Internet images are sized to pixels, not pixels per inch. A screen has a pixel
resolution. It doesn't matter how many inches big or small the screen is, the length by width
in pixels is all that counts because that pixel resolution says now large an image can be displayed without any resampling.
A webpage has a geography. The pages also are transmitted and loaded on target devices using a bandwidth for transmission. Large files transfer slower and load slower. The page designer decides how 'big' they want an image to appear within the page sizes of their site. If the embedded image should display at 300 or 600
pixels or any size smaller than filling the entire
target screen, the actual images should be sized to the specific pixel dimension. There's no relevance of the "inches" nor "pixels to inch" in this question.
You mention the dynamic change when you zoom into an image. This 'magic' is not magic beyond understanding. If your screen is 1920x1080, a larger pixel resolution image (say 6000x4000) are magically / dynamically resized to show a view that is 1920x1080 pixels. Nothing about the image changed. The hardware / software dynamically resampled the image to match the pixel resolution of the screen. No hocus pocus.
When you click on the image and zoom to the 1:1 pixel level details, aka 100% zoom, again nothing about the image file changes. Instead, you now see an unsampled crop of the image at the pixel dimensions of your screen at a 1920x1080 resolution. No hocus pocus.
Now this part takes the cake:
Rongnongno wrote:
I am getting exhausted of the ignorance being presented as gospel. Display PPI and printer DPI matter. Not including them in post-processing because of ignorance, laziness or poor choices of information's sources is not acceptable regardless of the final product.

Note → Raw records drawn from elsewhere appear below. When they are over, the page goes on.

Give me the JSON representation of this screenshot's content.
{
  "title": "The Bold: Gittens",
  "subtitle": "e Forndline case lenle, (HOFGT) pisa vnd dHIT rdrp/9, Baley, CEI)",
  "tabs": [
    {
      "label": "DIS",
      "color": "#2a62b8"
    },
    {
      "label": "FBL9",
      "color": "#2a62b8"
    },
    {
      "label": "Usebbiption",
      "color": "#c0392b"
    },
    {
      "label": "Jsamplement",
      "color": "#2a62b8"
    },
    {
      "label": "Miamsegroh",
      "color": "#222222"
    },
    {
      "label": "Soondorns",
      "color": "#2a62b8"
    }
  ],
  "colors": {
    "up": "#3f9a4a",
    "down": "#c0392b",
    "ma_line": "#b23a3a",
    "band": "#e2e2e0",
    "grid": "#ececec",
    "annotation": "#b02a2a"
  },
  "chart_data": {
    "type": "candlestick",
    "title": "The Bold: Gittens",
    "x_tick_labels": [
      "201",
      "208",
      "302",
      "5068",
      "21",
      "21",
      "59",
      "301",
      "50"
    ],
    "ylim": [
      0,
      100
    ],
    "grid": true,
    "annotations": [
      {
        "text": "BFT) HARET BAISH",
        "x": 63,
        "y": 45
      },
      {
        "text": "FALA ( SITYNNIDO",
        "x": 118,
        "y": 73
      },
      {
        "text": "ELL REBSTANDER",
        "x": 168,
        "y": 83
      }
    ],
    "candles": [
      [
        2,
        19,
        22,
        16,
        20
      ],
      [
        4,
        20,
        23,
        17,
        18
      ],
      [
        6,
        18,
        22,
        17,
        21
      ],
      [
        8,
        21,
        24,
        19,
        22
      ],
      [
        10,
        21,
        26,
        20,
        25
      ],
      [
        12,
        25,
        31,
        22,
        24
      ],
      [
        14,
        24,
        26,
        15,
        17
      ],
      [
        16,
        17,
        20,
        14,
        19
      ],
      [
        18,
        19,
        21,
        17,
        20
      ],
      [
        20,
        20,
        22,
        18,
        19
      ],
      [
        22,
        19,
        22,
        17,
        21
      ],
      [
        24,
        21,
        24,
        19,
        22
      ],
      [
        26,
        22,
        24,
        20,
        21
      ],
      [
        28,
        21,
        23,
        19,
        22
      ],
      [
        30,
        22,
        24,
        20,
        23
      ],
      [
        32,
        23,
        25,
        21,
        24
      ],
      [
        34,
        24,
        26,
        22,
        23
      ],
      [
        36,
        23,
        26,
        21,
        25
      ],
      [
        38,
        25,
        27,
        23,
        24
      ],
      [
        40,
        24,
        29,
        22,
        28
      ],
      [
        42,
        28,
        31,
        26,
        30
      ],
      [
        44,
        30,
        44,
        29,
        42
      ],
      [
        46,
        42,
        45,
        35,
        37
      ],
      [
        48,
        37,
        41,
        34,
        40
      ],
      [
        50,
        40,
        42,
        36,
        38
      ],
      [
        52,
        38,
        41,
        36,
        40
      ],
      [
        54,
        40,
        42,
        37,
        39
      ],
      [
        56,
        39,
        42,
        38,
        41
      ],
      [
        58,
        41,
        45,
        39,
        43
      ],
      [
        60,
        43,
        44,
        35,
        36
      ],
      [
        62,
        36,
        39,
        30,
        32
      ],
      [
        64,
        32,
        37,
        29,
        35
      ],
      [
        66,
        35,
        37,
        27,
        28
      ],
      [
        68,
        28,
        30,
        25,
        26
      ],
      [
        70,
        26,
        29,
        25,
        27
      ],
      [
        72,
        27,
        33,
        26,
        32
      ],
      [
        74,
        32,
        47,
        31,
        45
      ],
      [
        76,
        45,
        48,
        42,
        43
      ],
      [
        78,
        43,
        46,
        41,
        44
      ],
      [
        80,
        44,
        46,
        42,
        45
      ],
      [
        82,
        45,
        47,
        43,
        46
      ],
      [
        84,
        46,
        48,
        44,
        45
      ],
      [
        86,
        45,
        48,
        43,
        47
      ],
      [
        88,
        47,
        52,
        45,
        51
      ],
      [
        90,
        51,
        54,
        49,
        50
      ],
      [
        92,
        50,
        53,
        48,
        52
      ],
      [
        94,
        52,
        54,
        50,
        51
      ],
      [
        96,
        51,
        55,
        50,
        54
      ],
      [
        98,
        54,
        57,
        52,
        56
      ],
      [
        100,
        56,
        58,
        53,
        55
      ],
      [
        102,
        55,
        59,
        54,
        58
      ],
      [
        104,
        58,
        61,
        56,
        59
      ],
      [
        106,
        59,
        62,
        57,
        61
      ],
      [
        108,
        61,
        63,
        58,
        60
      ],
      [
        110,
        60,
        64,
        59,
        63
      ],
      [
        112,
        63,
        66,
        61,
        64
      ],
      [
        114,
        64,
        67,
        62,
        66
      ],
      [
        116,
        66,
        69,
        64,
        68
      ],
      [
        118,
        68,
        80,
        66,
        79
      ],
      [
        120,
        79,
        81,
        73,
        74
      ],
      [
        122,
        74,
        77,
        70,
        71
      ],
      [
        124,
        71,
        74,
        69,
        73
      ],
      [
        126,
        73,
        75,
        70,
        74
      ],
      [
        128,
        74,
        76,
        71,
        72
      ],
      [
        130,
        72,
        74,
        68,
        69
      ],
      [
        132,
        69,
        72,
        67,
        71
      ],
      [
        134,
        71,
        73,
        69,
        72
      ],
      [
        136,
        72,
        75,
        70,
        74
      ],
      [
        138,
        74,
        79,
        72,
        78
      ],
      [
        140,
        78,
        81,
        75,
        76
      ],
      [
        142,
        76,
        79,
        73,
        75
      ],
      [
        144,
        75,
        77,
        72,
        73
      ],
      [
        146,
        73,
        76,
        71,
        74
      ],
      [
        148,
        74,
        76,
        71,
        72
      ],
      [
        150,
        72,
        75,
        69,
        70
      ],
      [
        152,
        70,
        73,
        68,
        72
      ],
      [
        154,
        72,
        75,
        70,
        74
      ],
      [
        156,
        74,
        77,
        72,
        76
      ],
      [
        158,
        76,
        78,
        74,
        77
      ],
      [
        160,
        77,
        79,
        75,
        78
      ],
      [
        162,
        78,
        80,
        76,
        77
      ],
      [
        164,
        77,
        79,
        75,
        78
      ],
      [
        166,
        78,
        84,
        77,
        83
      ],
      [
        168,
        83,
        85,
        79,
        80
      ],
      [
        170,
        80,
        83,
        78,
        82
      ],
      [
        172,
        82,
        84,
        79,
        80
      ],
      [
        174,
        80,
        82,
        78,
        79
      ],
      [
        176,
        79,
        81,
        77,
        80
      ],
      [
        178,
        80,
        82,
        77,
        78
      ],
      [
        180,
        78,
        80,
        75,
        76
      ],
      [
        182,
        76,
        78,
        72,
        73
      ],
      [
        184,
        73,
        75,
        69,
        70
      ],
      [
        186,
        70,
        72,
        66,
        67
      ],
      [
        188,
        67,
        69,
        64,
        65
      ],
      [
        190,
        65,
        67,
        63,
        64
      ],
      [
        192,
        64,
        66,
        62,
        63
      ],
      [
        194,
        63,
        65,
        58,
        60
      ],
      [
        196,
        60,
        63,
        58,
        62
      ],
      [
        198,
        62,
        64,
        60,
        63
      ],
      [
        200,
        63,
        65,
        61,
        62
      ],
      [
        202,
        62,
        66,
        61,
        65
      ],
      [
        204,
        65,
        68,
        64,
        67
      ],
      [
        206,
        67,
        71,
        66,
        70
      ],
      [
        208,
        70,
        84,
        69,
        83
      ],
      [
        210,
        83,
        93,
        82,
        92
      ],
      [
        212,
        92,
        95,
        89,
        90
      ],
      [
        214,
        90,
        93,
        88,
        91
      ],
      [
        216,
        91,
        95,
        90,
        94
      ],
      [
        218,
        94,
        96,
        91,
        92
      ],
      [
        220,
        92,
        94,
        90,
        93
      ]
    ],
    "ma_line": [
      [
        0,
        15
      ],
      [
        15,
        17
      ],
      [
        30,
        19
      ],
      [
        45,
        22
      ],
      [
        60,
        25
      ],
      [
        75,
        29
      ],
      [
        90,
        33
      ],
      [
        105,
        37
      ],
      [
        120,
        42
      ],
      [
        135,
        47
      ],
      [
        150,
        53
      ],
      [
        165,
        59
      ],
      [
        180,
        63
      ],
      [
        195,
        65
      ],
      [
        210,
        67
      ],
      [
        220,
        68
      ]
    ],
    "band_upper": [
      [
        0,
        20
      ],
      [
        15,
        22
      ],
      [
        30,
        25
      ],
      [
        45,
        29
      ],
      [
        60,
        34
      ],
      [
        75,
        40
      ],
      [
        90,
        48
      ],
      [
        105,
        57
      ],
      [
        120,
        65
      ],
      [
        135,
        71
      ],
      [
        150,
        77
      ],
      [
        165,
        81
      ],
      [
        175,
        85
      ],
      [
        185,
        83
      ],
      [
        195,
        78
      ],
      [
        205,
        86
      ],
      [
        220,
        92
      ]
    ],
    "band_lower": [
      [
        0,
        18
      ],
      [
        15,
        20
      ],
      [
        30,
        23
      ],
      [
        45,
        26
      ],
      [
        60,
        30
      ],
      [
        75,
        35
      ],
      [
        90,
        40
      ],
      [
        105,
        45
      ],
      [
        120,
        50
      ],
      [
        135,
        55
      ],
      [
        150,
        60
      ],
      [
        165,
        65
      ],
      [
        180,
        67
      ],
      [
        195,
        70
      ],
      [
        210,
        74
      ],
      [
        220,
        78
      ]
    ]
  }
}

You're preaching from the wrong book. PPI is relevant to printing, not screen displays. And at most levels, DPI doesn't matter at all. The printer can be adjusted to print at more or less DPI. But, that is an attribute of the printer, not the images sent to the printer. Read this again, because this is the part you're missing: DPI is an attribute of the printer, not the images sent to the printer.
If you up your printer from 300 DPI to 600 DPI, it doesn't print the same 1200 pixel image to half the size. No, it just uses more ink for the same sized output.
If pixels had anything to do with dots, you'd be able to provide a simple answer to a simple question: how many dots are in a pixel?